Krypton Security

Browser Information

Network

By knowing your IP and your real hostname, you can often be geolocalized (city or state), and an attacker could know your ISP to begin with a social engineering attack (forging emails from your ISP, or calling you on behalf of them to solve a problem of payment)

Network Address:

This is your IP Address, i.e. the way you're publicly known on Internet.

Hostname:

Refers to the IP and reflects info about your ISP.

Location

We used your IP to try to geolocate you, and the accuracy depends on the way your ISP provides you your IP. This info can be useful in a social engineering attack, or to send perfectly geo-targeted spam. That's basically what dating (or ewhoring/porn) websites do.

Country: City: Region: Latitude: Longitude: Postal Code:

Browser

All the below informations have been sent through javascript by your browser. Each one of these items can possibly give some info, but all combined together, this gives a "footprint" of your system.

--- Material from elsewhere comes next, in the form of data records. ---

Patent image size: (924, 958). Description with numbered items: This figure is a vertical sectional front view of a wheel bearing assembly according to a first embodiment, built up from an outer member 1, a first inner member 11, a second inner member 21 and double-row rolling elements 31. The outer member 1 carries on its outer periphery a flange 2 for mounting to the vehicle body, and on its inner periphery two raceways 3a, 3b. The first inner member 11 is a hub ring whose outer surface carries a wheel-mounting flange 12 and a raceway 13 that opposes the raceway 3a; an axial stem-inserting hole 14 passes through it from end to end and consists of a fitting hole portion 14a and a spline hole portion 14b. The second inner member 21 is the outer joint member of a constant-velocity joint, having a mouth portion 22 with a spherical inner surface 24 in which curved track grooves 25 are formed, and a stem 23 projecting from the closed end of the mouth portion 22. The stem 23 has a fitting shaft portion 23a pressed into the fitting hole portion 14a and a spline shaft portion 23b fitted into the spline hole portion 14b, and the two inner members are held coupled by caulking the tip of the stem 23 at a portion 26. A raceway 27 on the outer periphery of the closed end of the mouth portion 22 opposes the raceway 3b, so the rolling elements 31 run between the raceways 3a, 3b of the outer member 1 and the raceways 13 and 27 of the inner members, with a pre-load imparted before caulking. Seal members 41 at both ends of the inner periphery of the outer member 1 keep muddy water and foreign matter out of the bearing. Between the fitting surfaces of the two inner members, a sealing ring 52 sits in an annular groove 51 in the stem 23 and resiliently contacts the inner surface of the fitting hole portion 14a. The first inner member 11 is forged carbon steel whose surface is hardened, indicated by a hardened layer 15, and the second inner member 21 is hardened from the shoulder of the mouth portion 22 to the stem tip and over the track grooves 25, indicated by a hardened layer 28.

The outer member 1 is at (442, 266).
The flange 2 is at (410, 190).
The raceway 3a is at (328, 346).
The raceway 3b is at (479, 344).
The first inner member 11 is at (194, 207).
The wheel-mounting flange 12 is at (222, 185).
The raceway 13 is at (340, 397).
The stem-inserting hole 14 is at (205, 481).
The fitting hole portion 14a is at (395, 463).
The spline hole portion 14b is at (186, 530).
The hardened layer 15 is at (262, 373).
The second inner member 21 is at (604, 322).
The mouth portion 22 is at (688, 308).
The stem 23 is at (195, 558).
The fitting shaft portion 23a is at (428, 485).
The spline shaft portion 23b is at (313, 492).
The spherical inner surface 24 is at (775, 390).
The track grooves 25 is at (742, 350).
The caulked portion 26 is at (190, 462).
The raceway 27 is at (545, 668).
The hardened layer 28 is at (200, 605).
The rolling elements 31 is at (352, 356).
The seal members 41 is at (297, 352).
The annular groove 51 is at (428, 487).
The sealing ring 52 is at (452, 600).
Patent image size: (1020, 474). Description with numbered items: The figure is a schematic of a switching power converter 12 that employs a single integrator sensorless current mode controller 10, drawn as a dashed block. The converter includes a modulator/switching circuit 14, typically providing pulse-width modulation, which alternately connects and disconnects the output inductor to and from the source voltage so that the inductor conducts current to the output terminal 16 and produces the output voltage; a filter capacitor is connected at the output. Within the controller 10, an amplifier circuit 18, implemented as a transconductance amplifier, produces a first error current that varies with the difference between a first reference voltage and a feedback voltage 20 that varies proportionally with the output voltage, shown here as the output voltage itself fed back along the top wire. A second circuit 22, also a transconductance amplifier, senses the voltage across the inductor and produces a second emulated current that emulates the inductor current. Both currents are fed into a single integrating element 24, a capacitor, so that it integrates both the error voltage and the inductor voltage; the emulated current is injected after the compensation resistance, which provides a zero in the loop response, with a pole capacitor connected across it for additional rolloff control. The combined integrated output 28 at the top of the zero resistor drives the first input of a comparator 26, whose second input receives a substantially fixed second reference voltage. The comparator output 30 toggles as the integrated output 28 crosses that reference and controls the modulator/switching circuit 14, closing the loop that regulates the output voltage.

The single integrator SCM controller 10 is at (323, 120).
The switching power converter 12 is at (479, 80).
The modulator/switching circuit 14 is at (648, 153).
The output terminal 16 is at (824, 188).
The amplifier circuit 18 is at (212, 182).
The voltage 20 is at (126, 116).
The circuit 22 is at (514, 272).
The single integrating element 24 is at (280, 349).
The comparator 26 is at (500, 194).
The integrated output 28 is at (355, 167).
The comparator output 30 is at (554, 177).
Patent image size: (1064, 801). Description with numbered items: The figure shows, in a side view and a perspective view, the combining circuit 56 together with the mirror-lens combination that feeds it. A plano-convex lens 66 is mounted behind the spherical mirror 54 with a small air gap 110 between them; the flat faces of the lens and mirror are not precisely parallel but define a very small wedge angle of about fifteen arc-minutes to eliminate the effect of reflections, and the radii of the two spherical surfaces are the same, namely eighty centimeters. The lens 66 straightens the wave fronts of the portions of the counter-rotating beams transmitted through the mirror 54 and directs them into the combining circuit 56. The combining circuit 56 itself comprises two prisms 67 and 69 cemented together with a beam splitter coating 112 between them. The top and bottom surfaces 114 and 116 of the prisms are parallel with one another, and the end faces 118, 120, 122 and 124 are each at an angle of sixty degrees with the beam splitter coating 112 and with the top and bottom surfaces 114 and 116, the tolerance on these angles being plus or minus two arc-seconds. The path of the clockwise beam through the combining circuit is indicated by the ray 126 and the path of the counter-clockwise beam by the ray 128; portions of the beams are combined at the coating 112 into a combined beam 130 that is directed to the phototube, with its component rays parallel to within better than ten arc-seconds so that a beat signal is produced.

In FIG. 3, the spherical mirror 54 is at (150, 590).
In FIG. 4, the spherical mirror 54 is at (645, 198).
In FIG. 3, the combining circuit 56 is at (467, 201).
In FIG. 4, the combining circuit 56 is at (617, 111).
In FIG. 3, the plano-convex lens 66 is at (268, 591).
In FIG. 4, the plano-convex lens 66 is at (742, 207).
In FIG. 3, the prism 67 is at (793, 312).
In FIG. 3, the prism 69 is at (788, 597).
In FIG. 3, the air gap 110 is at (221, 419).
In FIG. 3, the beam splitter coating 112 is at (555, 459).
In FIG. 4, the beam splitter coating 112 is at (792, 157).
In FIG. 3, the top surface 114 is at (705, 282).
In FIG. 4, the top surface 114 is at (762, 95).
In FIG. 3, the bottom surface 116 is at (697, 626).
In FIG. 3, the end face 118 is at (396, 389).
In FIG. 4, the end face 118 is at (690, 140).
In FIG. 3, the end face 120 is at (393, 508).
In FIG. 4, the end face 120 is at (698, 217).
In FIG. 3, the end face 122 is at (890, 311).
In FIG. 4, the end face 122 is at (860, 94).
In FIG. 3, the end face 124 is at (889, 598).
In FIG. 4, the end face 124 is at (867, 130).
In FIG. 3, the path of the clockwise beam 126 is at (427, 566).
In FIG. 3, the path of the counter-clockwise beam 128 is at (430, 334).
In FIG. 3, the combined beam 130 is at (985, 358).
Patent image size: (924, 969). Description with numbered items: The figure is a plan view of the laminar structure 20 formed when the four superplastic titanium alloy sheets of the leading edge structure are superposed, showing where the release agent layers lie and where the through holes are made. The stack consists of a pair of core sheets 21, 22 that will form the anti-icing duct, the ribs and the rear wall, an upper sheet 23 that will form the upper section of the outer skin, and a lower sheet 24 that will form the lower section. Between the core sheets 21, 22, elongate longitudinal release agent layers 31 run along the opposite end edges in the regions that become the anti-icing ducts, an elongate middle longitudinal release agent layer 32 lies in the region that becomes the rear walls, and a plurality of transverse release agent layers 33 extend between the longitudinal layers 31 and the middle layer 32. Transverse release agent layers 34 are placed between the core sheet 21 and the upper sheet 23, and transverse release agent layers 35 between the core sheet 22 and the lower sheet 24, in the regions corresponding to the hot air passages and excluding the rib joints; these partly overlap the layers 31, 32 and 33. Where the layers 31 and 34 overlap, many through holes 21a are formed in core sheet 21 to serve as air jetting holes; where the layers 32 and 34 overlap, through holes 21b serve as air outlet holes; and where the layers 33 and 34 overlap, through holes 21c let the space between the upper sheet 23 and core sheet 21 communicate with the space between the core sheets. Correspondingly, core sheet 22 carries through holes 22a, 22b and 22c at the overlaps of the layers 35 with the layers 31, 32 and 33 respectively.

When you combine the "cookies" info, the browser footprint (User Agent + installed plugins) and the IP, you can know a lot about somebody.

User Agent:

Describes the browser (Internet Explorer, Chrome, Firefox, Opera, Safari, etc) you're using, its version and your Operating System. This info can be used in order to automatically check if, according to its version, your browser has faults. The OS section can give info to a hacker in order to refine the way he's going to attack you (you don't install the same malware on Windows or on Mac OS). Last thing : it's very rare, but some online shops rise their prices by a couple of % if the visitor is running a recent Mac...

Cookies:

If you don't have your cookies enabled, it may give a hacker the info that you're either a bot, or somebody very concerned by security and online privacy. By enabling a persistent cookie (i.e. "evercookie"), a hacker could litterally mark you with a branding iron, so that even if your change your IP, he can still follow your moves. This info, combined with all the IPs you used, can be very useful to know what are the places you often visit, etc.
Shared cookies between websites are also a good source of info : some websites deliver a couple of cents to website editors if they share their infos with them. For example, you enter your zip code into a box to get grocery coupons around your place, and the coupon delivering website records this data and then resells it to third parties so that they can send you ultra targeted spam/ad.

Java:

Lots of faults are carried by Java, which can provide a total access to the system of the victim, if not up to date.

Plugins:

Again, the version of the installed plugins on your browser can give info to a possible vector of attack, using a particular version of the plugin. Anyway, it's part of the footprint delivered by the browser.

Operating System

As mentioned before, the OS can be a useful info to design targeted payloads.

System: Screen Resolution:

This info can be useful to visually "cloak" information (to hide it, using a text-indent of -9000px), or to create targeted phishing page.

Social Networks

Knowing which one of the social network you use is a gold info, and this can be used as the first step of a social engineering attack. Some "clickjacking" tactics designed to make you "like" or "+1" pages without your consent nor your knowledge are a good start to start spamming your "wall / timeline" or to gain access to private info. Another way to dig into this info is to start searching your identity (with your email if you left it on the same website for example)

Facebook: Google: GooglePlus: Twitter:

Whois Record

This is the info given with your IP. With this info, a hacker can precisely know what is your ISP, if your connected through a VPN or not, etc.